Steam Greenlight was first launched in 2012. It opened the gates of Steam to indie game developers. For a one-time fee of $100, you had a chance of your game being on the largest PC gaming platform.
However, just five years later in 2017 the service is being shut down. So, what happened?
The Good
Before Greenlight, every game on Steam had to be approved by Valve. The type of games accepted were generally limited to those by major developers or publishers. Only a select few indie games made it onto the platform.
This all changed when Valve began the Greenlight program. Small scale developers now had a chance of getting on Steam if they could get enough people to vote for them. Democracy in action!
The Bad
Shovelware.
Asset flips. Meme games. Complete garbage. These are just some of what, despite good intentions, the Greenlight program ultimately became known for.
This is in part due to poor quality control. Valve had swung from one extreme to the other: only the highest quality games by major developers to almost anything. The result of this is an oversaturation of low quality games on Steam.
The Ugly
Steam Greenlight got significant publicity after an incident between a game developer and the YouTuber Jim Sterling. The short version is that the developer issued a copyright takedown against a review and sued for damages. For more information about this saga, watch
Jim Sterling’s own video on the subject. There have been other similar incidents, but none of them are probably as well-known as this one.

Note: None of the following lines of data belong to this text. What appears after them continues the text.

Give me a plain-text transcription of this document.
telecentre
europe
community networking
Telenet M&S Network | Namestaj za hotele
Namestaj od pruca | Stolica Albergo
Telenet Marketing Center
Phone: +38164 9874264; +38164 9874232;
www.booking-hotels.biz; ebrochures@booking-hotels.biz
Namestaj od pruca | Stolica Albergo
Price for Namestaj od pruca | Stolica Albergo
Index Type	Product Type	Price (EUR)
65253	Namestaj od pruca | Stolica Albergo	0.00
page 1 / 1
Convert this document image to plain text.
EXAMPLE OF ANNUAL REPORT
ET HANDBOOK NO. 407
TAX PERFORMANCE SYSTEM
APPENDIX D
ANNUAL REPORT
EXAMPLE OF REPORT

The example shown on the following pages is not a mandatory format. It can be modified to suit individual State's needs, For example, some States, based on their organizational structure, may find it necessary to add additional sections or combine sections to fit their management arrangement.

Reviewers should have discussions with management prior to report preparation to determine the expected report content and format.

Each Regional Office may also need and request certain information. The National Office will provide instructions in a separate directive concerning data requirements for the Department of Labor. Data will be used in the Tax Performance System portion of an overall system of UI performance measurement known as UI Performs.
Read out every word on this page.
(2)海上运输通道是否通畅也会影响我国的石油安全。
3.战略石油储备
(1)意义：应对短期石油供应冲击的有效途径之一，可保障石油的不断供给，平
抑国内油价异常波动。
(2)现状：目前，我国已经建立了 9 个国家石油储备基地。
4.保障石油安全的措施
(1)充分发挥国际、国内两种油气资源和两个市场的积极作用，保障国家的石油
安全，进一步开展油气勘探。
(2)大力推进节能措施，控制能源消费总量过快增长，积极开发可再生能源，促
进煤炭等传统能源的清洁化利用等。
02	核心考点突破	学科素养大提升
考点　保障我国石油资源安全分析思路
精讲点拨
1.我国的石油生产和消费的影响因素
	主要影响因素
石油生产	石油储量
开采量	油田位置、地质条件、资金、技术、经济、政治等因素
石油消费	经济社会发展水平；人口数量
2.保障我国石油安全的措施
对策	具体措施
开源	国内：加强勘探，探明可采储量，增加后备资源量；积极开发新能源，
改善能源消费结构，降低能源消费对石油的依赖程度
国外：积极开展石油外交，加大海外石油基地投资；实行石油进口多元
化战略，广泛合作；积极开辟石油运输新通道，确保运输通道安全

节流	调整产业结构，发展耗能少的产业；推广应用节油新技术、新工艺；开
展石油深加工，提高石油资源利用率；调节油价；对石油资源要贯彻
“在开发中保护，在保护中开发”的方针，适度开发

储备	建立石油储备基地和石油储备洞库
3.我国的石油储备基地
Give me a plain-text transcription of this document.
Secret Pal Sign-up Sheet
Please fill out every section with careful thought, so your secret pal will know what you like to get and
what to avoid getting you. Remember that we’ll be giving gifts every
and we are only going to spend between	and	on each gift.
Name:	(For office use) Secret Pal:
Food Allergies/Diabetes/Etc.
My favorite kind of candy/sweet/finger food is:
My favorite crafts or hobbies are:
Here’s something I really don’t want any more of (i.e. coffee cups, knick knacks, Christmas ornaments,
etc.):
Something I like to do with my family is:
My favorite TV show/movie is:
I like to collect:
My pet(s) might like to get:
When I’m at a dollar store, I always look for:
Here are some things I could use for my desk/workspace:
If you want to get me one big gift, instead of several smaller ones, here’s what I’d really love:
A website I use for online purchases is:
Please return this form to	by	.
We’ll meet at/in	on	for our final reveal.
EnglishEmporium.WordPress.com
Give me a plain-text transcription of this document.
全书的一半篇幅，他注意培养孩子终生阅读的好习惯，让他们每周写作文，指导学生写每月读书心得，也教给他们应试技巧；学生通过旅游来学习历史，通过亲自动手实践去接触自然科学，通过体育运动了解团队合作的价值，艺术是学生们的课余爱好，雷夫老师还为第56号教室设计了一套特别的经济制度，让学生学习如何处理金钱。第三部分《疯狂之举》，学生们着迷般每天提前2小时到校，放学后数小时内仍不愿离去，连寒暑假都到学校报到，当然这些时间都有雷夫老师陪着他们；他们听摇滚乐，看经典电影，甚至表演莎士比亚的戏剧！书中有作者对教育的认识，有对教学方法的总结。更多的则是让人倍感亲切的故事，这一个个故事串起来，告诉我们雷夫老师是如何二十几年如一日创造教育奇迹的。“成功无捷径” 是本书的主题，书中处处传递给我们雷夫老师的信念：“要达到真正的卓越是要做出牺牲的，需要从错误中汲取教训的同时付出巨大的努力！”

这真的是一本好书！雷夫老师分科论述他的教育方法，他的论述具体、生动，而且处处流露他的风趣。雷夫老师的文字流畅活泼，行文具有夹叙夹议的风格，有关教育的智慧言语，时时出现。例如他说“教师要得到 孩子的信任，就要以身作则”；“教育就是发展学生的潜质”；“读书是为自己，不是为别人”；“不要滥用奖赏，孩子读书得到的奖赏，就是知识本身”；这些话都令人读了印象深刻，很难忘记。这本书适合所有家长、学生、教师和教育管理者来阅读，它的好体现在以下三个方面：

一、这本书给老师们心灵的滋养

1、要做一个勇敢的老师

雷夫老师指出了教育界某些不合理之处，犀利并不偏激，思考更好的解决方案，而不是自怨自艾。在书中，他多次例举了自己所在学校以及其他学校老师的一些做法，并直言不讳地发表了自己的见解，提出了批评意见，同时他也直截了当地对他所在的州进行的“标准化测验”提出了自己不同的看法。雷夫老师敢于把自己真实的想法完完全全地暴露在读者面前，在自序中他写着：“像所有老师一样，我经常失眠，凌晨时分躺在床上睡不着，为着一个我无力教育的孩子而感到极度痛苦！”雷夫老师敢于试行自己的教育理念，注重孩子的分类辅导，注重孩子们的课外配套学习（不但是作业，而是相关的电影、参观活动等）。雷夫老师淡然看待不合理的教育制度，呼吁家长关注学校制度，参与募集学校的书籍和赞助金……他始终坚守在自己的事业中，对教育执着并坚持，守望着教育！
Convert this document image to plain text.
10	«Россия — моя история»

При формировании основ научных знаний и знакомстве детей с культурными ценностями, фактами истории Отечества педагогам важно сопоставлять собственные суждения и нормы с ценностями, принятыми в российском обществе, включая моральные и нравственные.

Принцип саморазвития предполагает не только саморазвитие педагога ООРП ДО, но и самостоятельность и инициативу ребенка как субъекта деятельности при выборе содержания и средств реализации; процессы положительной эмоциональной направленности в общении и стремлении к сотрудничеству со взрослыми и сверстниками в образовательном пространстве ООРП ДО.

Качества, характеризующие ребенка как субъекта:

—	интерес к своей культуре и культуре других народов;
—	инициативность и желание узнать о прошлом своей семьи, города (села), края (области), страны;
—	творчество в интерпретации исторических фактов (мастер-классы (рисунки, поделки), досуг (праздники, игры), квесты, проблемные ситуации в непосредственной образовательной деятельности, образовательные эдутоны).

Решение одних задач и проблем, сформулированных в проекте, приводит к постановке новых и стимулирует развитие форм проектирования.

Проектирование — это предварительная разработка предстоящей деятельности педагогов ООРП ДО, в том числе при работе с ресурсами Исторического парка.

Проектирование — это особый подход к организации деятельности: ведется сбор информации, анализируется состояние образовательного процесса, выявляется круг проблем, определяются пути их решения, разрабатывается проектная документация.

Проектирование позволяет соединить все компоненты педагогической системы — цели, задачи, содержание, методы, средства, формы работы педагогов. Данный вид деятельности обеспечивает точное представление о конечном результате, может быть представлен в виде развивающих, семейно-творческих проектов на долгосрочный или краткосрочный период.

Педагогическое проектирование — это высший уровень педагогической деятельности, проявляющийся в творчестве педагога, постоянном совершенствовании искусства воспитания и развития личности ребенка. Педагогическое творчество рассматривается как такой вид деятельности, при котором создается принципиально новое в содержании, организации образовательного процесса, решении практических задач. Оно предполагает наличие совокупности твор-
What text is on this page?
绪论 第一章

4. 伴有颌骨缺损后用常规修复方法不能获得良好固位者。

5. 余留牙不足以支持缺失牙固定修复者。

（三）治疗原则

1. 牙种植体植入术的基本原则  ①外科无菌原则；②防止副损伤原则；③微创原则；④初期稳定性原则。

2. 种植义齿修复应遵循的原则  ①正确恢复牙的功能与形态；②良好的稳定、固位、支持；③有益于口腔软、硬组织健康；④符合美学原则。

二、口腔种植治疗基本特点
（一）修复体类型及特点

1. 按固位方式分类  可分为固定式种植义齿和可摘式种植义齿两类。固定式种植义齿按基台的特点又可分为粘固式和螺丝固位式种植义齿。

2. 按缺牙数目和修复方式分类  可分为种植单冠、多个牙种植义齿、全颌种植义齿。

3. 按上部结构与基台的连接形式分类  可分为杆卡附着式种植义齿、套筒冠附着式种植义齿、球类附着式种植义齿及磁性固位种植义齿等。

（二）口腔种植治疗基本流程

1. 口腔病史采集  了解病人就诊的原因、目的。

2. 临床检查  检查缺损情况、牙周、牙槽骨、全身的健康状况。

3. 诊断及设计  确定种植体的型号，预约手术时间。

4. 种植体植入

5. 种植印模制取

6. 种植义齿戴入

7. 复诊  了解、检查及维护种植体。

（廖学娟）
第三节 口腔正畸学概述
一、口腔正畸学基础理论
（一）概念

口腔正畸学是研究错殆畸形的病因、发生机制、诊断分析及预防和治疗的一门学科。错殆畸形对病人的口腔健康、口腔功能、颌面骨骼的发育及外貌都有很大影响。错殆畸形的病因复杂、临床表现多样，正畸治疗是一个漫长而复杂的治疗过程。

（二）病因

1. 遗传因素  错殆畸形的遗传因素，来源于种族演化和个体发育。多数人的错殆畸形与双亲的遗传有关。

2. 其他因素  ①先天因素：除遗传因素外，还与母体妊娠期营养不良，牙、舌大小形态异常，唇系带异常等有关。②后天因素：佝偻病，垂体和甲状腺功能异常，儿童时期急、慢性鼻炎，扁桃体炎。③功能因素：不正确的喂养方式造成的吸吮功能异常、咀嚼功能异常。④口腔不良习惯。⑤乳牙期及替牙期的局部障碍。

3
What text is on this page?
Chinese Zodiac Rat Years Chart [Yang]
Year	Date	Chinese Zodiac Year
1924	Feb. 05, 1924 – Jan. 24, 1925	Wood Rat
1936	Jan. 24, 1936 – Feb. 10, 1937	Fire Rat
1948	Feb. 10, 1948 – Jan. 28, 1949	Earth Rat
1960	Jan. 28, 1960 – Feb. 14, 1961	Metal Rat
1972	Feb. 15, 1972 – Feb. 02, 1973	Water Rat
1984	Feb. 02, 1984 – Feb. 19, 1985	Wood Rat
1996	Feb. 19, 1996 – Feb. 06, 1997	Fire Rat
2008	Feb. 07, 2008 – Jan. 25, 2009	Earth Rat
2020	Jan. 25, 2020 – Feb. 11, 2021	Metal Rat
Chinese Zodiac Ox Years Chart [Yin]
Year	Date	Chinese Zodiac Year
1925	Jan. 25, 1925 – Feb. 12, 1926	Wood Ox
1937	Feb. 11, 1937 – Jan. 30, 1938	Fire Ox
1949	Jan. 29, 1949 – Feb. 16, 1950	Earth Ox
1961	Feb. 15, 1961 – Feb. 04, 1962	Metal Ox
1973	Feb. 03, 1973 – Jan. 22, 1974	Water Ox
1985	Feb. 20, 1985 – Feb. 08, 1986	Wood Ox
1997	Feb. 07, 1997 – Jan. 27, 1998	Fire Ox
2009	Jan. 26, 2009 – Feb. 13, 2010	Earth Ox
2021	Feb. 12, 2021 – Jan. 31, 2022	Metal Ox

Another issue is, allegedly, of some games being made purely for their trading cards. These can be used to level-up an account and traded (for real money in your Steam account) on the Marketplace. Some people buy the cheapest cards available simply to level-up their account as quickly as possible. What’s the developers motive? They get a
cut of the Marketplace transaction fee of course!
Conclusion
Hopefully the replacement for Steam Greenlight, Steam Direct, will patch the issues its predecessor had while still being accessible to budding game developers.
Perhaps games will need to go through a quality control process like the Apple App Store, where minimum quality guidelines are set out. Despite this quality control, the platform is still very accessible to hobbyist game developers.
Who knows, maybe I will release a game on Steam Direct in the future.